Der kritische Anstellwinkel ist der Anstellwinkel, der den maximalen Auftriebsbeiwert erzeugt. Er wird auch als „Strömungsabrisswinkel“ (stall angle of attack) bezeichnet. Unterhalb des kritischen Anstellwinkels nimmt der Auftriebsbeiwert mit abnehmendem Anstellwinkel ab. Umgekehrt beginnt die Luft oberhalb des kritischen Anstellwinkels, wenn der Anstellwinkel zunimmt, weniger gleichmäßig über die Oberseite des Profils zu strömen und sich von der Oberseite zu lösen. Bei den meisten Schaufelformen verschiebt sich der Ablösepunkt der Strömung an der Oberseite mit zunehmendem Anstellwinkel von der Hinterkante zur Vorderkante.

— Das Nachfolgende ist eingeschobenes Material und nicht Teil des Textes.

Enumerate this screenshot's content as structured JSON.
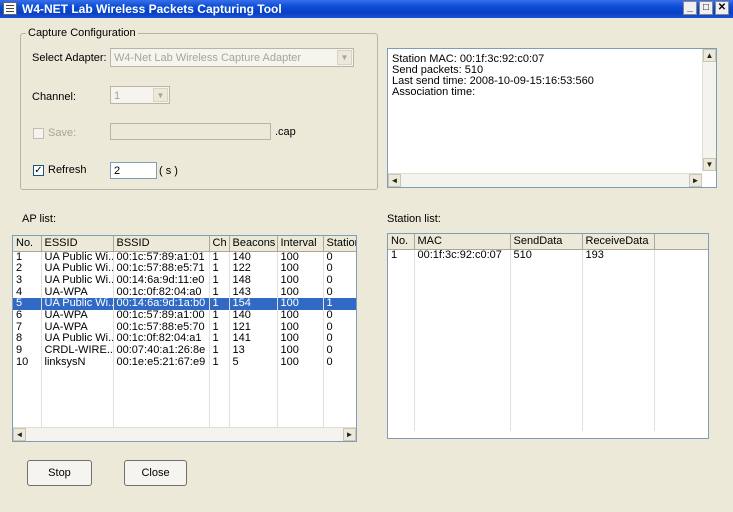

Beim kritischen Anstellwinkel ist die Strömung an der Oberseite stärker abgetrennt, und das Profil oder der Flügel hat seinen maximalen Auftriebskoeffizienten. Wenn der Anstellwinkel weiter ansteigt, wird die Strömung an der Oberseite stärker abgetrennt und der Auftriebsbeiwert nimmt weiter ab.
Oberhalb dieses kritischen Anstellwinkels befindet sich das Flugzeug im Sackflug. Ein Starrflügelflugzeug befindet sich definitionsgemäß bei oder oberhalb des kritischen Anstellwinkels im Sackflug und nicht bei oder unterhalb einer bestimmten Fluggeschwindigkeit. Die Fluggeschwindigkeit, bei der das Flugzeug in den Sackflug übergeht, hängt vom Gewicht des Flugzeugs, dem Beladungsfaktor, dem Schwerpunkt des Flugzeugs und anderen Faktoren ab. Der Strömungsabriss des Flugzeugs erfolgt jedoch immer bei demselben kritischen Anstellwinkel. Der kritische Anstellwinkel liegt bei vielen Tragflächenprofilen bei etwa 15° – 20°.
Einige Flugzeuge sind mit einem eingebauten Flugcomputer ausgestattet, der das Flugzeug automatisch daran hindert, den Anstellwinkel weiter zu erhöhen, wenn ein maximaler Anstellwinkel erreicht ist, unabhängig von den Eingaben des Piloten. Dies wird als „Anstellwinkelbegrenzer“ oder „Alpha-Limiter“ bezeichnet. Moderne Flugzeuge mit Fly-by-Wire-Technologie vermeiden den kritischen Anstellwinkel durch Software in den Computersystemen, die die Flugsteuerungsflächen steuern.
Bei Start- und Landeoperationen von kurzen Start- und Landebahnen (STOL), wie z.B. bei Flugzeugträgeroperationen der Marine und STOL-Flügen im Hinterland, können Flugzeuge mit Anstellwinkel- oder Auftriebsreserve-Indikatoren ausgestattet sein. Diese Indikatoren messen den Anstellwinkel (AOA) oder das Auftriebspotenzial (POWL oder Lift Reserve) direkt und helfen dem Piloten, den Überziehpunkt mit größerer Präzision anzufliegen. Für den STOL-Betrieb muss das Flugzeug bei der Landung nahe am kritischen Anstellwinkel und beim Start im besten Steigwinkel operieren können. Anstellwinkelindikatoren werden von den Piloten verwendet, um bei diesen Manövern maximale Leistung zu erzielen, da die Fluggeschwindigkeitsinformation nur indirekt mit dem Überziehverhalten zusammenhängt.